The appeal shall include a written statement of the employee's and/or the Union's contention as to why the discipline should be reduced or removed. A decision will be rendered in writing within 60 calendar days of the date of the appeal.
The Union contends that because Mr. Lafleur was under doctor's care and in no condition to file a grievance from November 16, 1983 to December 22, 1984, this time must be deducted when determining the 60 day time limit.
The Union also contends that when this time is deducted the grievance is timely and should be handled on its merits.
The Company contends that inasmuch as the appeal at Step 1 was not initiated within 60 calendar days as provided in article 39, Clause (c) and mutual agreement as provided for in article 39, Clause (e) to extend the time limit was not reached, the appeal, in accordance with article 39, Clause (d) is invalid and not subject to further appeal.
FOR THE UNION: FOR THE COMPANY:
(SGD.) J. H. McLEOD (SGD.) L. A. HILL
General Chairman General Manager, Operation and Maintenance
There appeared on behalf of the Company:
R. T. Bay – Assistant Supervisor, Labour Relations, Vancouver
B. P. Scott – Labour Relations Officer, Montreal
And on behalf of the Union:
J. H. McLeod – General Chairman, Calgary
P. P. Burke – Vice-President, Calgary
AWARD OF THE ARBITRATOR
The Union maintains that the collective agreement's time limits for proceeding with a grievance should not apply to the grievor.
The Union's position is understandable.
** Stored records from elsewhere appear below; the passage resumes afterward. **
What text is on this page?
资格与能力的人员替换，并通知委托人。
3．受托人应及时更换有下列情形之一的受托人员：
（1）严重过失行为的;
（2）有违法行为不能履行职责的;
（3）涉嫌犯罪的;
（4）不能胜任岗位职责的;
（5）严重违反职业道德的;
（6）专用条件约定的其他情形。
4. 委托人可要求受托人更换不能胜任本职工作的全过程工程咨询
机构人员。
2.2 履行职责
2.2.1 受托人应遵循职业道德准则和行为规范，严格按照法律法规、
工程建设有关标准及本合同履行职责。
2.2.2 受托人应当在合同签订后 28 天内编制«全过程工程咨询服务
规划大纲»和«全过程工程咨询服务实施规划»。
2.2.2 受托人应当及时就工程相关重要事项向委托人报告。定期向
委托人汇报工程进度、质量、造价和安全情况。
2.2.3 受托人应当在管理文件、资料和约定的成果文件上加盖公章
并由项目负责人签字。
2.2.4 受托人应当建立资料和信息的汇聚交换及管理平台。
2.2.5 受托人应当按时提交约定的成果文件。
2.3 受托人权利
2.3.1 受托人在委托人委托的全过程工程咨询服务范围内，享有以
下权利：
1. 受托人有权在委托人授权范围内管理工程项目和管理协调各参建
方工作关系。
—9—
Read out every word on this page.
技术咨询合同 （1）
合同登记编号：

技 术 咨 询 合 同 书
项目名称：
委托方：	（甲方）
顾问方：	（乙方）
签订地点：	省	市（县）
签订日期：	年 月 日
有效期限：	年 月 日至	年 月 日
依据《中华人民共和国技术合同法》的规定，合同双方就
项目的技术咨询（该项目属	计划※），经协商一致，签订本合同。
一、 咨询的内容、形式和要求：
It is plainly motivated out of compassionate consideration for the special circumstances of the grievor, who was absent, because of illness, for at least a portion of the 60-day appeal period provided within Step 1 of the Grievance Procedure. It is common ground that a grievance must be filed in writing with the Superintendent within 60 calendar days of the assessment of discipline as provided in article 39 of the collective agreement. In fact because of the circumstances of the grievor's lengthy illness, the appeal against the grievor's discipline was brought to the Division Superintendent by the Local Chairman over a year after the article 39 deadline of January 3, 1984.
In the instant case there is no conclusive evidence that the grievor's circumstances were such that the Union could not take instructions that would have enabled it to file a grievance in a timely manner. While it appears that some of his time off was due to an emotional disturbance, that does not appear to have been an operative factor in the earliest weeks of his absence. While the grievor was notified of his discipline on October 20, 1983 he remained at work until November 16th and did not come under psychiatric care until December 12th.
Article 39 (d) of the collective agreement provides in part:
Any grievance not progressed by the Union within the prescribed time limits shall be considered invalid and shall not be subject to further appeal. ...
Sub-paragraph (e) specifically provides that the parties may extend a time limit by mutual agreement. Having regard to the clear language of sub-paragraph (d), however, it is plainly not open to an Arbitrator to vary the time limits established within article 39 when either of the parties does not agree to do so. While I appreciate the motives that underlie the Union's position, I must conclude that I am without jurisdiction to grant the relief requested. For these reasons the grievance must be dismissed.